The scaling of Metal-Oxide-Semiconductor (MOS) or Metal-Insulator-Semiconductor (MIS) transistor devices has reached a point where the length of the gate electrode is only a few tens of nanometers. Requirements for the source/drain extensions (the ultra-shallow junctions USJ) are mainly three-fold, i.e. very high activation (for end-of-the-roadmap devices above the solid solubility limit), ultra-shallow (towards less than 10 nm) and a very high lateral abruptness (1–2 nm/decade). The last one is also dictated by another requirement, the gate leakage level at the junction's overlap with the gate region. There is a trade-off between having no overlap for minimal gate leakage and enough overlap for optimal gate action on the junction. This trade-off is one of the major problems in scaling down the planar devices.
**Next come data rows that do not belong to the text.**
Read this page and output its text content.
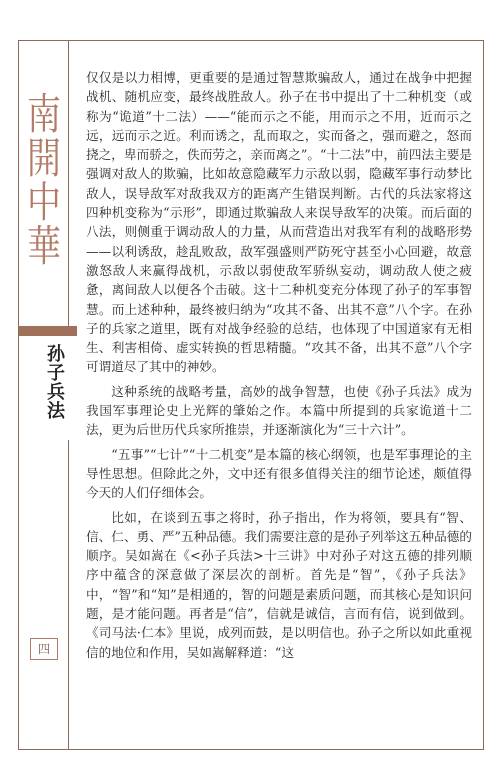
南
開
中
華
孙子兵法
四

仅仅是以力相博，更重要的是通过智慧欺骗敌人，通过在战争中把握战机、随机应变，最终战胜敌人。孙子在书中提出了十二种机变（或称为“诡道”十二法）——“能而示之不能，用而示之不用，近而示之远，远而示之近。利而诱之，乱而取之，实而备之，强而避之，怒而挠之，卑而骄之，佚而劳之，亲而离之”。“十二法”中，前四法主要是强调对敌人的欺骗，比如故意隐藏军力示敌以弱，隐藏军事行动梦比敌人，误导敌军对敌我双方的距离产生错误判断。古代的兵法家将这四种机变称为“示形”，即通过欺骗敌人来误导敌军的决策。而后面的八法，则侧重于调动敌人的力量，从而营造出对我军有利的战略形势——以利诱敌，趁乱败敌，敌军强盛则严防死守甚至小心回避，故意激怒敌人来赢得战机，示敌以弱使敌军骄纵妄动，调动敌人使之疲惫，离间敌人以便各个击破。这十二种机变充分体现了孙子的军事智慧。而上述种种，最终被归纳为“攻其不备、出其不意”八个字。在孙子的兵家之道里，既有对战争经验的总结，也体现了中国道家有无相生、利害相倚、虚实转换的哲思精髓。“攻其不备，出其不意”八个字可谓道尽了其中的神妙。

这种系统的战略考量，高妙的战争智慧，也使《孙子兵法》成为我国军事理论史上光辉的肇始之作。本篇中所提到的兵家诡道十二法，更为后世历代兵家所推崇，并逐渐演化为“三十六计”。

“五事”“七计”“十二机变”是本篇的核心纲领，也是军事理论的主导性思想。但除此之外，文中还有很多值得关注的细节论述，颇值得今天的人们仔细体会。

比如，在谈到五事之将时，孙子指出，作为将领，要具有“智、信、仁、勇、严”五种品德。我们需要注意的是孙子列举这五种品德的顺序。吴如嵩在《<孙子兵法>十三讲》中对孙子对这五德的排列顺序中蕴含的深意做了深层次的剖析。首先是“智”，《孙子兵法》中，“智”和“知”是相通的，智的问题是素质问题，而其核心是知识问题，是才能问题。再者是“信”，信就是诚信，言而有信，说到做到。《司马法·仁本》里说，成列而鼓，是以明信也。孙子之所以如此重视信的地位和作用，吴如嵩解释道：“这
In U.S. Pat. No. 6,274,446 a method is described for the fabrication of a semiconductor device comprising abrupt source/drain extensions with controllable gate electrode overlap. The method comprises the steps of forming a gate structure on a semiconductor substrate, followed by forming an oxide layer on the gate and substrate. First, sidewall spacer regions are formed on the sides of the gate structure. Deep source/drain regions that do not overlap with the gate electrode are implanted in the semiconductor substrate. In order to create overlap, second spacer regions of silicon are formed on the sides of the sidewall spacer regions. Upper regions of the gate structure and the sidewall spacer regions are silicided in order to electrically connect them. Also portions of source/drain extension regions in the semiconductor substrate adjacent the gate structure are silicided.
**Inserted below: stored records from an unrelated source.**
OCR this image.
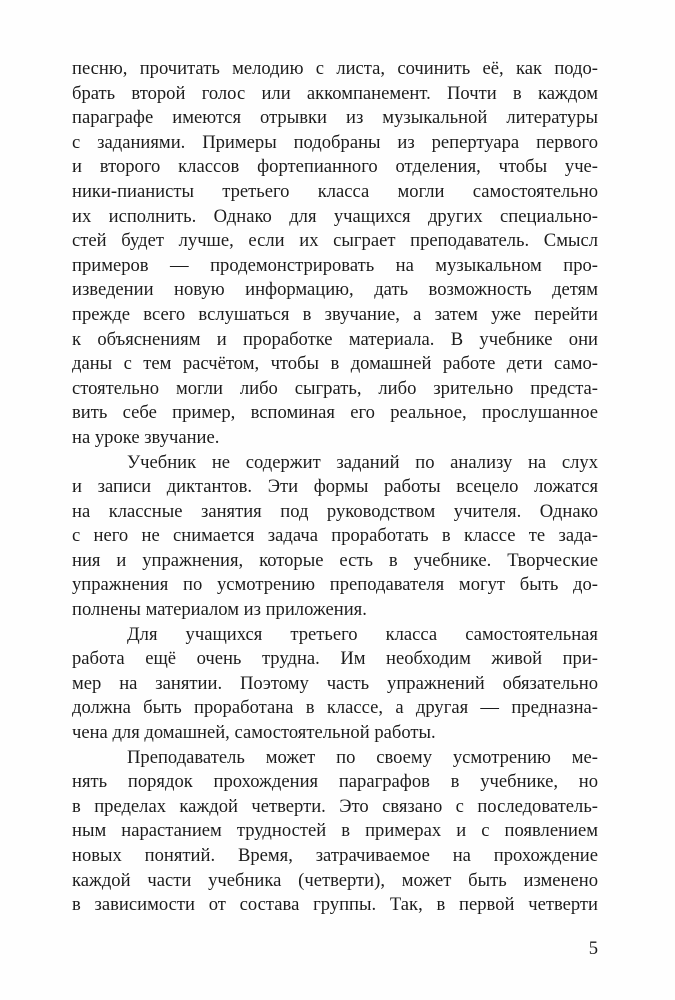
песню, прочитать мелодию с листа, сочинить её, как подо-
брать второй голос или аккомпанемент. Почти в каждом
параграфе имеются отрывки из музыкальной литературы
с заданиями. Примеры подобраны из репертуара первого
и второго классов фортепианного отделения, чтобы уче-
ники-пианисты третьего класса могли самостоятельно
их исполнить. Однако для учащихся других специально-
стей будет лучше, если их сыграет преподаватель. Смысл
примеров — продемонстрировать на музыкальном про-
изведении новую информацию, дать возможность детям
прежде всего вслушаться в звучание, а затем уже перейти
к объяснениям и проработке материала. В учебнике они
даны с тем расчётом, чтобы в домашней работе дети само-
стоятельно могли либо сыграть, либо зрительно предста-
вить себе пример, вспоминая его реальное, прослушанное
на уроке звучание.
Учебник не содержит заданий по анализу на слух
и записи диктантов. Эти формы работы всецело ложатся
на классные занятия под руководством учителя. Однако
с него не снимается задача проработать в классе те зада-
ния и упражнения, которые есть в учебнике. Творческие
упражнения по усмотрению преподавателя могут быть до-
полнены материалом из приложения.
Для учащихся третьего класса самостоятельная
работа ещё очень трудна. Им необходим живой при-
мер на занятии. Поэтому часть упражнений обязательно
должна быть проработана в классе, а другая — предназна-
чена для домашней, самостоятельной работы.
Преподаватель может по своему усмотрению ме-
нять порядок прохождения параграфов в учебнике, но
в пределах каждой четверти. Это связано с последователь-
ным нарастанием трудностей в примерах и с появлением
новых понятий. Время, затрачиваемое на прохождение
каждой части учебника (четверти), может быть изменено
в зависимости от состава группы. Так, в первой четверти
5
A first disadvantage of the method described in the above document is the number of extra steps required, i.e. “extending” the gate electrode by means of depositing silicon side wall spacers, etching back the spacers and connecting the spacers to the body of the original gate electrode.
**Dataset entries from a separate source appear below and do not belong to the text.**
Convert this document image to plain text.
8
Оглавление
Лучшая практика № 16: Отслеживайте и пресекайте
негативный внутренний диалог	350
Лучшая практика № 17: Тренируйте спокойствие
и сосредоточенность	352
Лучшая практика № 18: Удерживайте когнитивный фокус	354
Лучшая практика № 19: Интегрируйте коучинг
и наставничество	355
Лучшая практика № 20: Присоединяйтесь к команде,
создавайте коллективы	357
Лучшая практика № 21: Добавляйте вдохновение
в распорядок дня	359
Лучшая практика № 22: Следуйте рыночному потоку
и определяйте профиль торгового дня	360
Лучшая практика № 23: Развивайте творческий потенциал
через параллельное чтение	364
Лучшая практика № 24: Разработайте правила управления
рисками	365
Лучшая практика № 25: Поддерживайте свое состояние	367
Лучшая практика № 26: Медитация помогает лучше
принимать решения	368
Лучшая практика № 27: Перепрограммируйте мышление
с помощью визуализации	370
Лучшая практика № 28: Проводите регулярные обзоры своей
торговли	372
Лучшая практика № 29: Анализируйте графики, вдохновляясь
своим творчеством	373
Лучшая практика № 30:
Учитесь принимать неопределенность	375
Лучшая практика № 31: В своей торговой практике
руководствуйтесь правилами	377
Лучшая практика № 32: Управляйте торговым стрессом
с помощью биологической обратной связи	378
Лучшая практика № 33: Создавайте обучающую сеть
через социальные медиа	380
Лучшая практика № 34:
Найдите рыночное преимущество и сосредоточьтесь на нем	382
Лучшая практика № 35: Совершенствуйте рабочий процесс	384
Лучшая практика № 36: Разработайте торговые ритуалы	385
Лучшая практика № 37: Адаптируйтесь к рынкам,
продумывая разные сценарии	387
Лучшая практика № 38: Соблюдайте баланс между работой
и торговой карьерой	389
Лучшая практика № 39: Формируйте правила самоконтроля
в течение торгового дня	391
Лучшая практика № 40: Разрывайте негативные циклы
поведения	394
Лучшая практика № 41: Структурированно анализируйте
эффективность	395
Another disadvantage of the above method is that by the inevitable presence of an oxide layer between the body of the gate electrode and the silicon sidewall spacers, the overall gate electrode is in fact a discontinuous body of material with deleterious effects on the properties thereof.
In EP 1 089 344 an insulated gate field effect transistor and a method of making the same are described. The device comprises a first gate insulating film, such as TiO2, which is formed on a channel region. A gate electrode is formed on the first gate insulating film. Source and drain regions are formed in a surface portion of a p-well region. The gate electrode is formed such that it may partially overlap the source/drain region. The TiO2 film is subjected to either isotropic or anisotropic etching so that a portion of the TiO2 film which lies on the source/drain region, may be removed, hereby forming a recess underneath the gate electrode.
In JP 11 163323 a semiconductor device comprising an insulating layer, a gate electrode and a source and drain is described. By adjusting the etching time of an etching process of the insulating layer, the overlap length between the gate electrode and the source and drain can be adjusted. Etching of the insulating layer is performed by wet chemical etching in a 0.3% HF solution.
A disadvantage of EP 1 089 344 and JP 11 163323 is that the etching process of the insulating layer can not be controlled very well. Nowadays, scaling down of electric and electronic devices plays a very important role in semiconductor processing. With the methods described in EP 1 089 344 and JP 11 163323 it will be difficult to form, in a controllable way, shallow recesses in devices having small dimensions.